The Bible contains 66 books written by 40 authors over 1,500 years on three continents over more than a dozen different genres. And yet they all tell the same story of the same God. The Bible is a theological book that shares true history, but even when it is telling true historic facts, it doesn’t do so like a 21st century western history text book. It does so like an ancient Middle Eastern theological story.
One of my least favorite reading experiences was reading Beowulf in high school English. Were you subjected to this torture? Beowulf was written sometime between the 8th and 10th century and uses an early form of Old English called West Saxon.[i] Maybe if I re-read Beowulf I would love it, but at the time it felt like it was just one of those books we were reading because of its historic significance. Getting through the language was just brutal. I could barely piece together what a sentence meant, much less a paragraph, and understanding the plot felt virtually impossible. On top of that, this bizarre story of a monster in a faraway land felt profoundly irrelevant to my life.[ii]
Maybe you feel like that about the Bible. I get it. The Bible was written 2,000+ years ago. It seems borderline ridiculous that Christians pick it up and it expect it say something valuable to them about life in a completely different world.
Isn’t the Bible out of date?
The final challenge that is made against the Bible is that it is out of date. The Bible has old-fashioned morality about gender and sexuality. How can we trust a book that is so backwards.
Let me offer two very brief responses to this: first, the Bible is likely much less backward than you might think. In fact, all over the place the Bible breaks cultural expectations regarding gender, socio-economic class, and race.
Second, in those places where the Bible appears to be “on the wrong side of history,” I would ask you first to engage the central question of whether or not the Bible is God’s Word. If it isn’t, then of course the Bible is a skeleton, an artifact, when it comes to morality. But if it does happen to be God’s Word, I would ask you where your objective measure of morality derives from? And how can you be guaranteed that your own morality won’t look extremely dated in mere years?

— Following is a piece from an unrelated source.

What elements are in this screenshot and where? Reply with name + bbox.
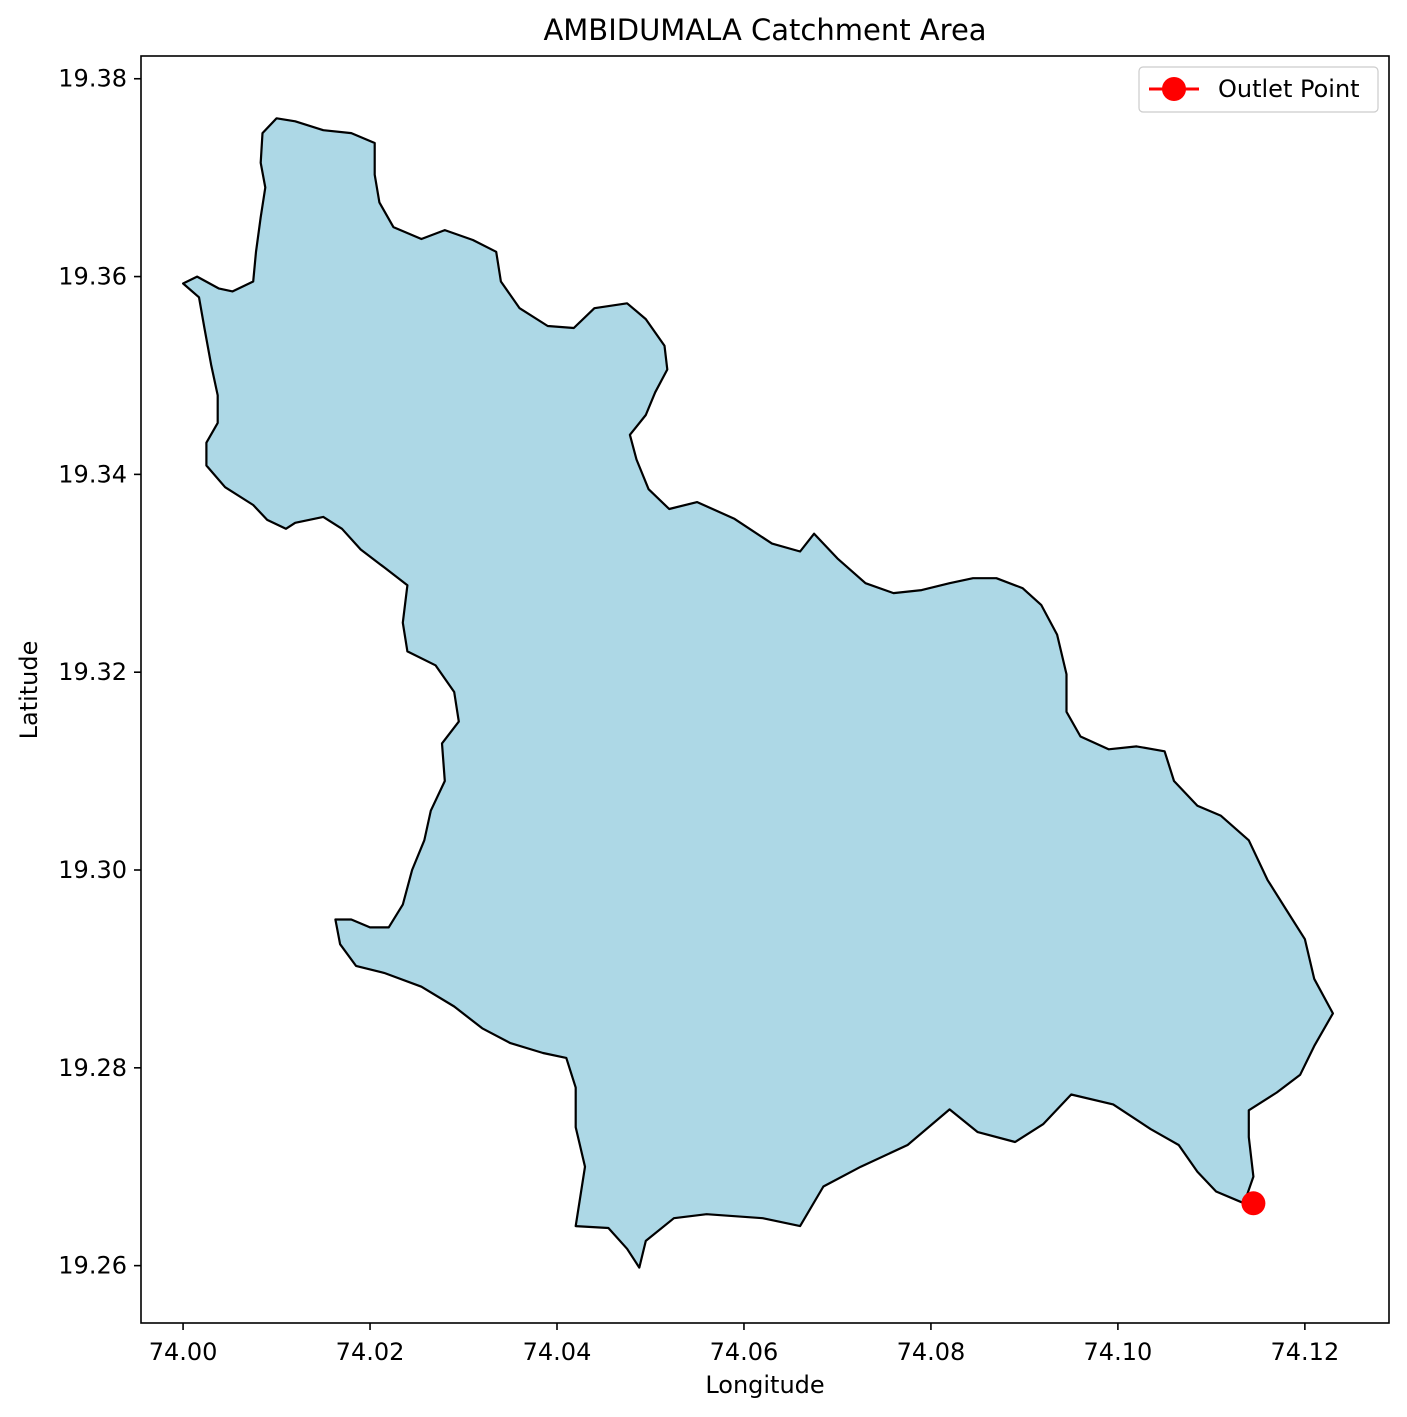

And I would add that if the Bible is indeed God’s Word, wouldn’t you expect that God would disagree with us at points? If we found in the Bible everything we already believed, would it be God’s Word or our word?
Are you willing to read the Bible not to tear it down but to enter in? Would you be willing to taste and see Jesus through the eyes of his followers? It only takes the average reader between an hour and a half to two and a half hours to read each of the four gospels. Pick up Mark or Luke or Matthew or John and encounter the man who calls himself the Son of God and see if you think it is a fable or if it rings of truth.[iii]
MIT professor and atheist Rosalind Picard thought that Bible was “full off fantastical crazy stuff.” But, for the sake of intellectual honesty she felt like she needed to actually read it. And so she did. And when she started to read the Bible, she says, “it started to change me.”[iv] She’s a follower of Jesus now.[v]
I could describe to you what a dark chocolate gelato tastes like from Frost: the rich cocoa flavor with a hint of bitterness, the cold buttery smoothness as it coats your tongue.